Critics can assail the morality of in-house lawyers on several grounds. Here are some that occur to me but are not at all necessarily agreed to by me.

Capitalism has taken its share of blows for being inherently immoral. Corporate counsel help their companies make profits and handsomely reward the executives who manage the enterprise. Companies compete against each other, which means that many of them close shop, lay off workers, and destroy the savings of lifetimes.

The goods and services associated with all manner of companies outrages critics, who lambaste the production of landmines, soap operas, tight jeans, colas, botox, or whatever else they hold to be morally wrong. To environmentalists, a good portion of our national output wastes resources and violates nature. To animal rights advocates, cruelty is rampant. To pacifists, the military-industrial complex is soaked in blood. And so on.

Anti-materialists thunder that companies push false needs, and they would castigate in-house counsel as immoral tools of enterprises that feed our worship of the accumulation and waste of goods.

Social responsibility critics point out the wrongfulness of racism, sexism, ageism and other isms by companies, not to mention their woeful disregard – even trampling – of the interests of the wider community and the environment.

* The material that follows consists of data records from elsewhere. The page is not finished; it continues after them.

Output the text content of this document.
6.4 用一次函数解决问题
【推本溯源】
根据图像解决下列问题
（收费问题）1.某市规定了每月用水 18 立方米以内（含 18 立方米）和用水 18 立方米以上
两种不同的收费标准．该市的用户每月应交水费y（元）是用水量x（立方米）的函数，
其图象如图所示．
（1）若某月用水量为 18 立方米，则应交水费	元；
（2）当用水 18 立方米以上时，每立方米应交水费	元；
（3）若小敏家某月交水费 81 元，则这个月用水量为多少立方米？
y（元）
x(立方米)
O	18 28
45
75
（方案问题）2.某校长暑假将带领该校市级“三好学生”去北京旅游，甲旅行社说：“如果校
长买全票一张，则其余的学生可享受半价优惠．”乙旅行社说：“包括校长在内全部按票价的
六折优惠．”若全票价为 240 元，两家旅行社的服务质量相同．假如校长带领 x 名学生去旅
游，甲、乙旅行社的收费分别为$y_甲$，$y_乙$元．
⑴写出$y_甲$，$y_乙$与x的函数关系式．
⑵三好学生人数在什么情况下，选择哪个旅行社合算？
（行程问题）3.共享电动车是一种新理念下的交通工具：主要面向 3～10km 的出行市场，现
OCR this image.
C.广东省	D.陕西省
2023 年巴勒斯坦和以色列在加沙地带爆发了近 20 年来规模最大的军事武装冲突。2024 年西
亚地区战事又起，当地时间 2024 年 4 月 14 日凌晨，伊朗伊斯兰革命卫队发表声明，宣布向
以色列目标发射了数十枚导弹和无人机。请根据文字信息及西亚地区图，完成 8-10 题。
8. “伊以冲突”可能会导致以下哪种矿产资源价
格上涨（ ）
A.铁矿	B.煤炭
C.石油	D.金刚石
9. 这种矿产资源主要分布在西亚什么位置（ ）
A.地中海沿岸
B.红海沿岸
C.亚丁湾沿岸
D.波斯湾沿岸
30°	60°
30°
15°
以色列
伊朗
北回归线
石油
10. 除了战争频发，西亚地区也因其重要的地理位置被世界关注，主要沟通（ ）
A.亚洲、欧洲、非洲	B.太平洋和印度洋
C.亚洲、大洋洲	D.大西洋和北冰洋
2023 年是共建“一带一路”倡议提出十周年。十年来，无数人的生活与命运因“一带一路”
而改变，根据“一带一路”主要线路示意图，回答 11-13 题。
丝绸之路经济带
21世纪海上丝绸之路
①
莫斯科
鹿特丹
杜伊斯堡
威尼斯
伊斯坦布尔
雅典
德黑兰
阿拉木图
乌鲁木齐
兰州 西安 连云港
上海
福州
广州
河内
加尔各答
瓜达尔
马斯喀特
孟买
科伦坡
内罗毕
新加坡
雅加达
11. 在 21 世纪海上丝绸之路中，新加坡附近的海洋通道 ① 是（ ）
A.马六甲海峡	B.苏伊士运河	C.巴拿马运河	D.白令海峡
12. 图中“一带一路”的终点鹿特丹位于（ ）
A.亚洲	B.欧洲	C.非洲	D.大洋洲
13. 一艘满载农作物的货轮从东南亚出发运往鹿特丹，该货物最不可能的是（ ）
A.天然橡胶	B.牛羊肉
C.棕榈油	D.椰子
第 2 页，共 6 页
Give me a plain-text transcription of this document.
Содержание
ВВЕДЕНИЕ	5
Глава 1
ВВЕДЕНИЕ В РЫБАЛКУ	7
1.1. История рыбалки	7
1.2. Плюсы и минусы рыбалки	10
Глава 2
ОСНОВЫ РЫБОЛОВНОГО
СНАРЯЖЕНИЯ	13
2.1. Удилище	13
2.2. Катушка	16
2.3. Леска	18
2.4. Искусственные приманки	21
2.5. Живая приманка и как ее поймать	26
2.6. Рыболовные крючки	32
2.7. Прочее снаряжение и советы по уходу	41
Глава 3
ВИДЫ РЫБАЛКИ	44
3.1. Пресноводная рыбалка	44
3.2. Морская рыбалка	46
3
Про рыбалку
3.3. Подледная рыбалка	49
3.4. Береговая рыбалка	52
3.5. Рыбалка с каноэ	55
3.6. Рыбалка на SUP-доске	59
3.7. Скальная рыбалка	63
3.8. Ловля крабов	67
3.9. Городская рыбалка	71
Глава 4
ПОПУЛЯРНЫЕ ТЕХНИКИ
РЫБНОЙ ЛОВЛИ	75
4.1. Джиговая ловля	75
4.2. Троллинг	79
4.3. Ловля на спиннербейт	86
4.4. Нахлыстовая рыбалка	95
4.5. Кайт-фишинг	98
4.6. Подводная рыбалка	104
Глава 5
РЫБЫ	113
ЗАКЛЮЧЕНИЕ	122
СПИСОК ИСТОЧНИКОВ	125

Our legal system has been decried as the handmaiden of vested interests, a bludgeon for the power elite to club their way to prominence and keep themselves fat, rich, fat and on top.

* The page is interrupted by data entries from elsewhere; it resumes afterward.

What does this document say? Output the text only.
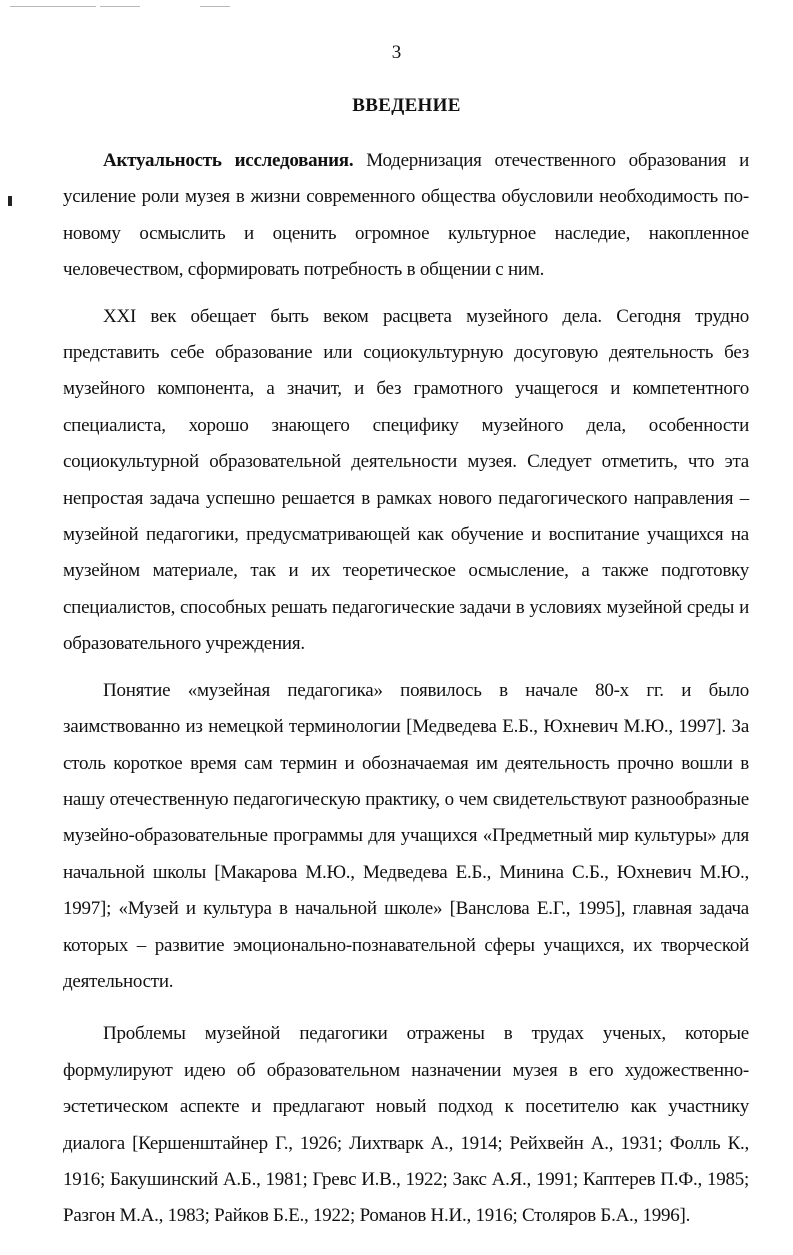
3
ВВЕДЕНИЕ

Актуальность исследования. Модернизация отечественного образования и усиление роли музея в жизни современного общества обусловили необходимость по-новому осмыслить и оценить огромное культурное наследие, накопленное человечеством, сформировать потребность в общении с ним.

XXI век обещает быть веком расцвета музейного дела. Сегодня трудно представить себе образование или социокультурную досуговую деятельность без музейного компонента, а значит, и без грамотного учащегося и компетентного специалиста, хорошо знающего специфику музейного дела, особенности социокультурной образовательной деятельности музея. Следует отметить, что эта непростая задача успешно решается в рамках нового педагогического направления – музейной педагогики, предусматривающей как обучение и воспитание учащихся на музейном материале, так и их теоретическое осмысление, а также подготовку специалистов, способных решать педагогические задачи в условиях музейной среды и образовательного учреждения.

Понятие «музейная педагогика» появилось в начале 80-х гг. и было заимствованно из немецкой терминологии [Медведева Е.Б., Юхневич М.Ю., 1997]. За столь короткое время сам термин и обозначаемая им деятельность прочно вошли в нашу отечественную педагогическую практику, о чем свидетельствуют разнообразные музейно-образовательные программы для учащихся «Предметный мир культуры» для начальной школы [Макарова М.Ю., Медведева Е.Б., Минина С.Б., Юхневич М.Ю., 1997]; «Музей и культура в начальной школе» [Ванслова Е.Г., 1995], главная задача которых – развитие эмоционально-познавательной сферы учащихся, их творческой деятельности.

Проблемы музейной педагогики отражены в трудах ученых, которые формулируют идею об образовательном назначении музея в его художественно-эстетическом аспекте и предлагают новый подход к посетителю как участнику диалога [Кершенштайнер Г., 1926; Лихтварк А., 1914; Рейхвейн А., 1931; Фолль К., 1916; Бакушинский А.Б., 1981; Гревс И.В., 1922; Закс А.Я., 1991; Каптерев П.Ф., 1985; Разгон М.А., 1983; Райков Б.Е., 1922; Романов Н.И., 1916; Столяров Б.А., 1996].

Some people attack income inequality as immoral. Most in-house attorneys earn far above the national median and could be blamed as part of the unseemly gap between rich and poor (See my post of March 17, 2006: $175,000 or so.).

Is it ethically defensible to serve a profit-seeking company that primarily seeks share-price appreciation by the provision of suspect products and meretricious services, or to use the law to trample rights and earn too much (See my post of Nov. 10, 2007: the movie, “Michael Clayton.”)?

To the extent the ethical underpinnings of in-house lawyers are suspect, then those who promote better management of law departments are serving the devil.